2. Presentation of case
Our patient was a previously healthy eighteen-month-old Caucasian female with no past medical history. She was unvaccinated at the time of illness. She had no relevant family medical history. She was brought to the pediatric emergency department at our institution by her mother because of lethargy and new onset of diffuse petechiae and bruising. The patient's mother denied any signs of external bleeding, including bloody stools, or epistaxis. She also denied any previous episodes similar to this. Initial complete blood count revealed profound anemia (Hemoglobin 3.4 g/dL) and thrombocytopenia (Platelet count 8000 K/uL); follow up coagulation studies demonstrated PT 47 s, INR 5.0, PTT 66 s, and fibrinogen <60 mg/dL. Her physical exam was notable for tachycardia, abdominal distension and petechiae. Pediatric Hematology/Oncology was consulted and she was admitted directly to the Pediatric Intensive Care Unit (PICU). Initial evaluation was broad and included infectious and oncologic workup. The infectious workup was negative for bacterial or viral etiology and bone marrow biopsy with flow cytometry was also negative. The patient continued to suffer from multiple blood dyscrasias that were non-responsive to blood product resuscitation. On day four of the patient's hospitalization, an abdominal ultrasound was performed to determine the source of ongoing abdominal distention. This ultrasound showed massive splenomegaly prompting Pediatric Surgery consult. It was determined that the patient was suffering from a primary splenic consumptive coagulopathy and decision was made to proceed with emergent open splenectomy.

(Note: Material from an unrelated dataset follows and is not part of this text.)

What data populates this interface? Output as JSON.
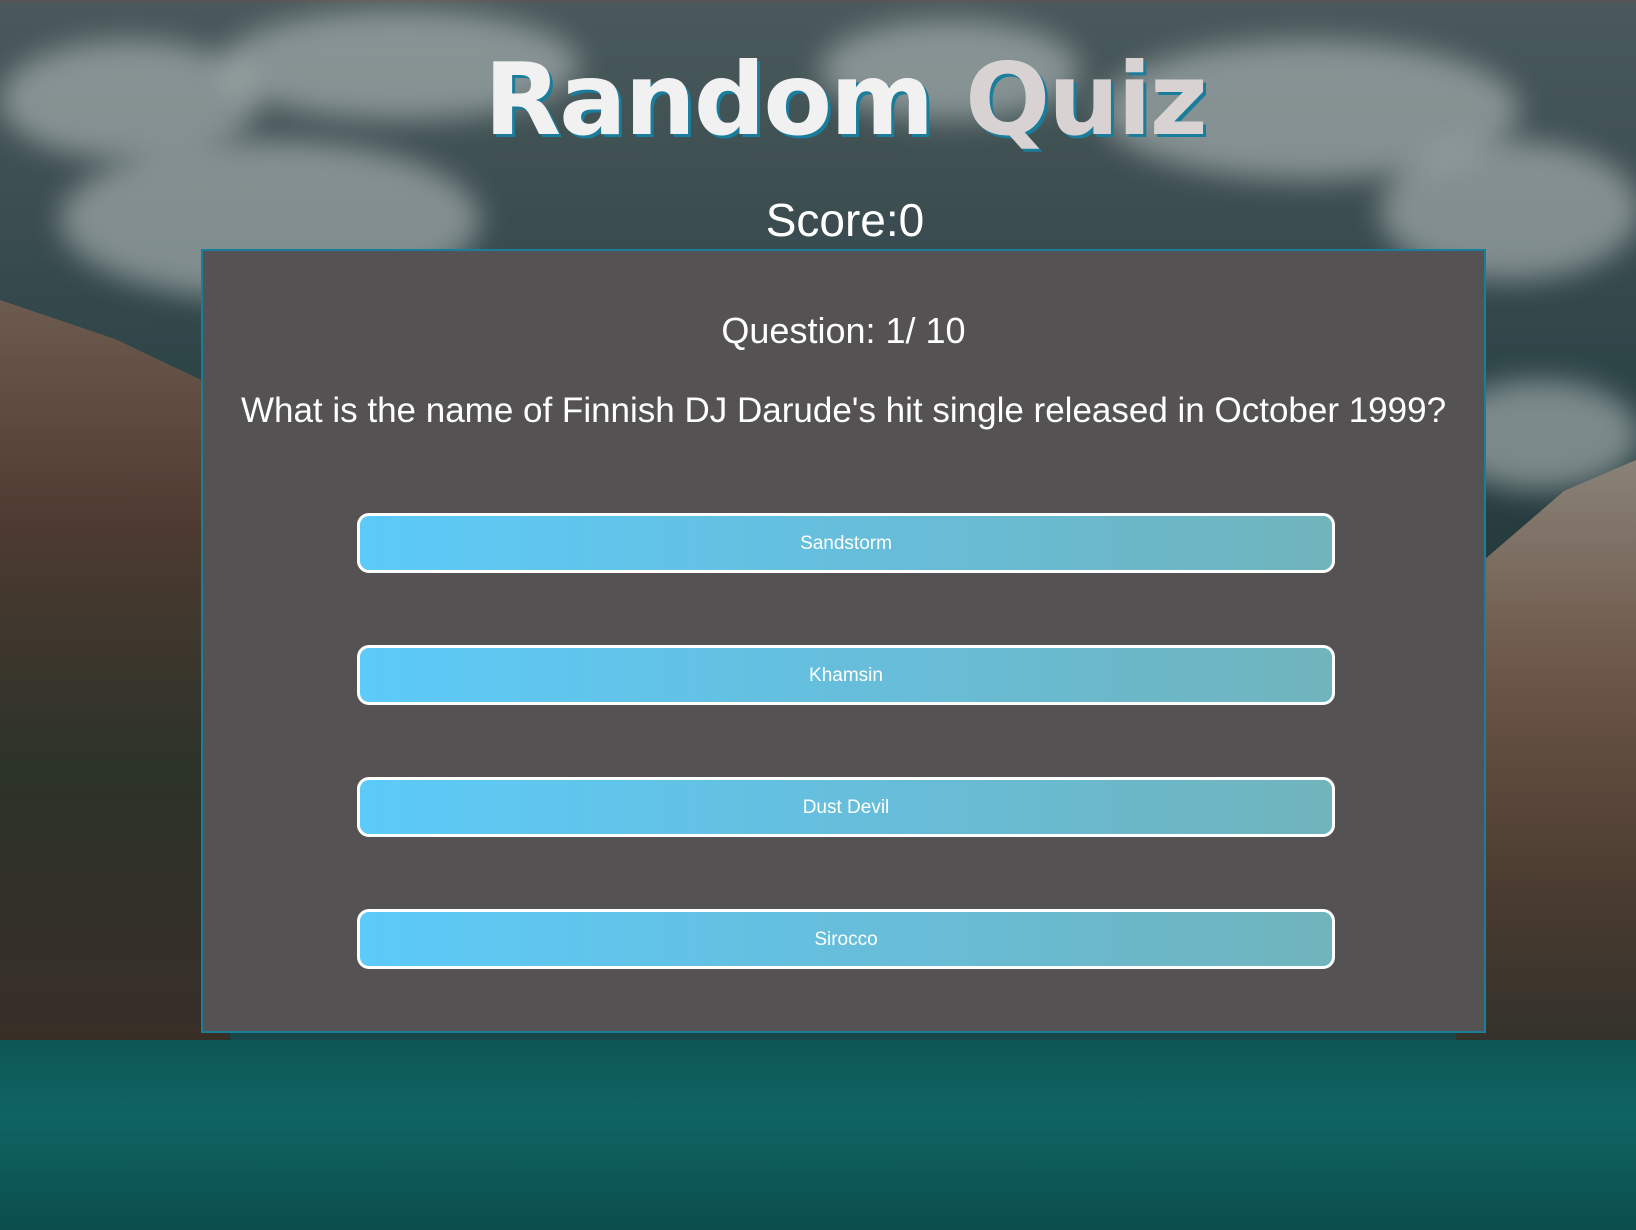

Upon induction of anesthesia Prothrombin Complex Concentrate was administered to treat the coagulopathy. Splenectomy was performed using a stapler across the hilum and except for spleen sequestered blood, minimal blood loss was encountered (Fig. 1). A small accessory spleen was also identified and subsequently removed. She was transported back to the PICU in stable condition for post-operative resuscitation. The estimated blood loss was approximately 310 mL, with 300 mL thought to be sequestered within the spleen.
Fig. 1.
Splenectomy was performed using a stapler across the hilum.
On the first postoperative day the patient's multiple blood dyscrasias had resolved and her coagulation studies were within normal limits (Table 1). Blood product resuscitation was subsequently stopped. PET scan was performed on postoperative day 1 and revealed no increased tissue avidity or radiographic evidence to suggest residual disease. The patient was subsequently discharged home on postoperative day 5. Pathology of the spleen subsequently came back as Kaposiform Lymphangiomatosis with positive staining for NRAS Q61R. Vaccination regimens for Neisseria meningitidis, Streptococcus pneumoniae, Haemophiles Influenzae were initiated on POD#4 and continued as directed by pediatric infectious disease; in addition, oral penicillin therapy was initiated after discharge with recommendation to continue until the child reaches 5 years of age.
Table 1.
Summary of Relevant Laboratory Studies.
| Initial | HD 1 | HD 2 | HD 3 | OR | POD 1 | POD 2 | POD 3 | 1 Year | |
|---|---|---|---|---|---|---|---|---|---|
| Hemoglobin | 3.8 | 5.3 | 5.6 | 6.5 | 5.9 | 10.3 | 9.6 | 10.4 | 10.4 |
| Platelets | 10 | 11 | 8 | 8 | 14 | 250 | 250 | 1082 | 449 |
| PT/INR | 47/5.0 | 41/4.1 | 32/3.0 | 27/2.0 | 47/5.0 | 14/1.0 | 14.5/1.1 | 14.6/1.1 | 13.3/1.0 |
| PTT | 66 | 55 | 52 | 48 | 67 | 26 | 27 | 31 | 30 |
| Fibrinogen | <60 | <60 | <60 | <60 | <60 | 278 | 313 | 327 | 242 |
HD = hospital day, OR = operating room, POD = post operative day.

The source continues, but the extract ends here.